My dad did make it via the train out to the burbs, but one and only car was buried up to the roof when he got to Edison Park. I do remember my mom pacing that night. My dad called before he left to tell her he’d walk, which he liked to do occasionally. But that night, he didn’t get home until about 10 pm. Of course, my dad tried helping an insane driver get out of a snowdrift. She abandoned her car like the thousands of other drivers and truckers on the city streets. When I think about the fear that my mom endured that night, my stomach gets upset; a cell phone sure would have been handy.
By Friday morning, our suburb and Chicago stood still for the first time in many years. Neighbor helped neighbor with shovels. The article I just read told of pregnant women being taken to the hospitals on sleds, bulldozers, and snowplows to give birth. We took our sleds to Jewel to get milk, eggs, bread, and, you guessed it— toilet paper, of course. Helicopters brought medical supplies to hospitals, and Dr.’s and nurses stayed and fought sleepiness and fatigue to render care. Hmm…this story is starting to feel eerily familiar.
Looting and anger boiled up in the poorest sections of our city. Folks were getting desperate and probably pretty hungry. Chicago didn’t have enough equipment to remove snow, and trucks came from Iowa, Wisconsin, and Michigan to help our city. O’Hare finally opened after five days allowing weary travelers to get home to their families. By the time the pandemic, oops, the storm, was cleaned up, 60 people had lost their lives and an estimated $150 million in business losses. People compared the snow disaster to the Chicago Fire… until now. Everything pales in comparison to this worldwide year-long nightmare.
And my memories are of some irritation at my school closing, remembering the sleds to the grocery, my bickering sisters, and my mom and dad who could get through any storm together.
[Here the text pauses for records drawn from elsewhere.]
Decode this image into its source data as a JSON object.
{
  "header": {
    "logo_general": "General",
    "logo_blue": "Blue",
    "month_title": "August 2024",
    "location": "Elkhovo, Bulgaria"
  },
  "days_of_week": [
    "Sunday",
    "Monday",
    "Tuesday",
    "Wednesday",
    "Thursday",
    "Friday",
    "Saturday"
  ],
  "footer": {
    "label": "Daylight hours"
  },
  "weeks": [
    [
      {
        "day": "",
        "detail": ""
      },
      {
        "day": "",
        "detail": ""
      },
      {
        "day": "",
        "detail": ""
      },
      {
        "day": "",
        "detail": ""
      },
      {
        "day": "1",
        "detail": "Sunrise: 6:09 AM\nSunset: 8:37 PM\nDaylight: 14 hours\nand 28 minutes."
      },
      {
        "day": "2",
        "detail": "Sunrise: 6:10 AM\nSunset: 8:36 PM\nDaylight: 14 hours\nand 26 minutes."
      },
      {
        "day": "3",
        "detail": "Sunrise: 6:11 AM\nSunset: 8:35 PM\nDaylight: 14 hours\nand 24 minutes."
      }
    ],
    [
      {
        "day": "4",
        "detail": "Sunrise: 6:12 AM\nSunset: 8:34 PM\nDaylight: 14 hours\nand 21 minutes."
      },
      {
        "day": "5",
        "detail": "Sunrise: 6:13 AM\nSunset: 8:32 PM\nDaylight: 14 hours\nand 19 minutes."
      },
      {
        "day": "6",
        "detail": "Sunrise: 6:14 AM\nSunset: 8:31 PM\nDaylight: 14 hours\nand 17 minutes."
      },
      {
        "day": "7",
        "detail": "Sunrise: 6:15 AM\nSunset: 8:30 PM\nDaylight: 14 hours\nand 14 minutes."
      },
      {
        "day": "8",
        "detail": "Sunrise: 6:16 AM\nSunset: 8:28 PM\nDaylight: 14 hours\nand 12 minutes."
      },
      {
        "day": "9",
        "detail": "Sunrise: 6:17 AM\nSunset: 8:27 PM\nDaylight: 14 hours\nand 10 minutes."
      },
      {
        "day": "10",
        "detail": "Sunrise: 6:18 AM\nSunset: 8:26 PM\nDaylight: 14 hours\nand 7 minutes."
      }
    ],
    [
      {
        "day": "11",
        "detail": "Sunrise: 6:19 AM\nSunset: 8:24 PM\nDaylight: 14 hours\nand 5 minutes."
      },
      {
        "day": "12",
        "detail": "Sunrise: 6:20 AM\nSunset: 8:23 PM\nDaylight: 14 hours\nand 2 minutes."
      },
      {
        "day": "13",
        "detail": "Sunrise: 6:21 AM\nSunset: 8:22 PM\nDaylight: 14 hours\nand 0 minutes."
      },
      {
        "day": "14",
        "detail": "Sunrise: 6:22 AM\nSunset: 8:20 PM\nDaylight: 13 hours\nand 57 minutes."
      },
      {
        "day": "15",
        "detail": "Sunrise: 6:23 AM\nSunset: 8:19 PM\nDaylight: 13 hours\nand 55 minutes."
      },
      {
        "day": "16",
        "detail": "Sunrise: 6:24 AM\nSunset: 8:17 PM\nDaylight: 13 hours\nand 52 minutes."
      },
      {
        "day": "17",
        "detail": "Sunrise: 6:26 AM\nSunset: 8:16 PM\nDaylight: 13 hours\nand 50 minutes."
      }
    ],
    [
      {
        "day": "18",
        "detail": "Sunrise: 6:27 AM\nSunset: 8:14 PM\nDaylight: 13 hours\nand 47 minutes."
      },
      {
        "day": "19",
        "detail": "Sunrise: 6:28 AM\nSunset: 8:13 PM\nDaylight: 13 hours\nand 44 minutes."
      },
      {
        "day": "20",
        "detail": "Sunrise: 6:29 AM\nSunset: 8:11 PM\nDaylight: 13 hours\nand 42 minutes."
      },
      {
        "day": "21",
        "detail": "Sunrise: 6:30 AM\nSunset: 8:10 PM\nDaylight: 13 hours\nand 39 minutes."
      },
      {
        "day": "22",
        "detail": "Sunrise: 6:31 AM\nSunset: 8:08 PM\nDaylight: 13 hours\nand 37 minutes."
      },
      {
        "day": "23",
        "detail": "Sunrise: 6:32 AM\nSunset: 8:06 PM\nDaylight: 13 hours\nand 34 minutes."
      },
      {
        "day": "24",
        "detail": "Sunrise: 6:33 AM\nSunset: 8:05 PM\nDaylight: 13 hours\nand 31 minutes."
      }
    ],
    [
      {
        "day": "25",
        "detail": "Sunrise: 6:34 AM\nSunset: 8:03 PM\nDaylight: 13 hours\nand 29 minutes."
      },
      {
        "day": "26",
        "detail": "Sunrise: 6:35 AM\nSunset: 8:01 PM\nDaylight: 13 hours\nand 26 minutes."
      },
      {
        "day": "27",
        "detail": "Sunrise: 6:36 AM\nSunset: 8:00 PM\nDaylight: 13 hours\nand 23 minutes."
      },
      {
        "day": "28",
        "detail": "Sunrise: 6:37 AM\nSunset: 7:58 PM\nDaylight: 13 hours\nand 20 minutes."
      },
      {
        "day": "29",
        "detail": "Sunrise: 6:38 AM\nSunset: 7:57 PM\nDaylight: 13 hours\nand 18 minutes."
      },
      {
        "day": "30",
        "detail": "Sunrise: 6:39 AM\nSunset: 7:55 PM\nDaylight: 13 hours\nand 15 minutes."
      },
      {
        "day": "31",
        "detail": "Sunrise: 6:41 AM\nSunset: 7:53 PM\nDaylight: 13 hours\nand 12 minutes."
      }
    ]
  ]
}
This has been a year of such pain and sadness, but thanks to modern technology, we could at least glimpse those we love on our little and large screens. We had access to the best minds in the world, giving us up-to-date advice in real-time. And where would our country be without our medical community risking their lives every day to care for us and those we love?
As my beloved church begins to open (masks, social distance, of course), as Dave gets his final vaccine next week, as I recover from a severe sinus infection, as I finish up this post, I feel the slow spreading of joy from my fingers to my toes.
I can take this measly little snow and the last throes of this scourge in our world. I will continue to trust in God.
He’s got this.
He’s got us in the palm of his hand. The crocus is blooming still in my yard, And Spring will soon light up Chicago.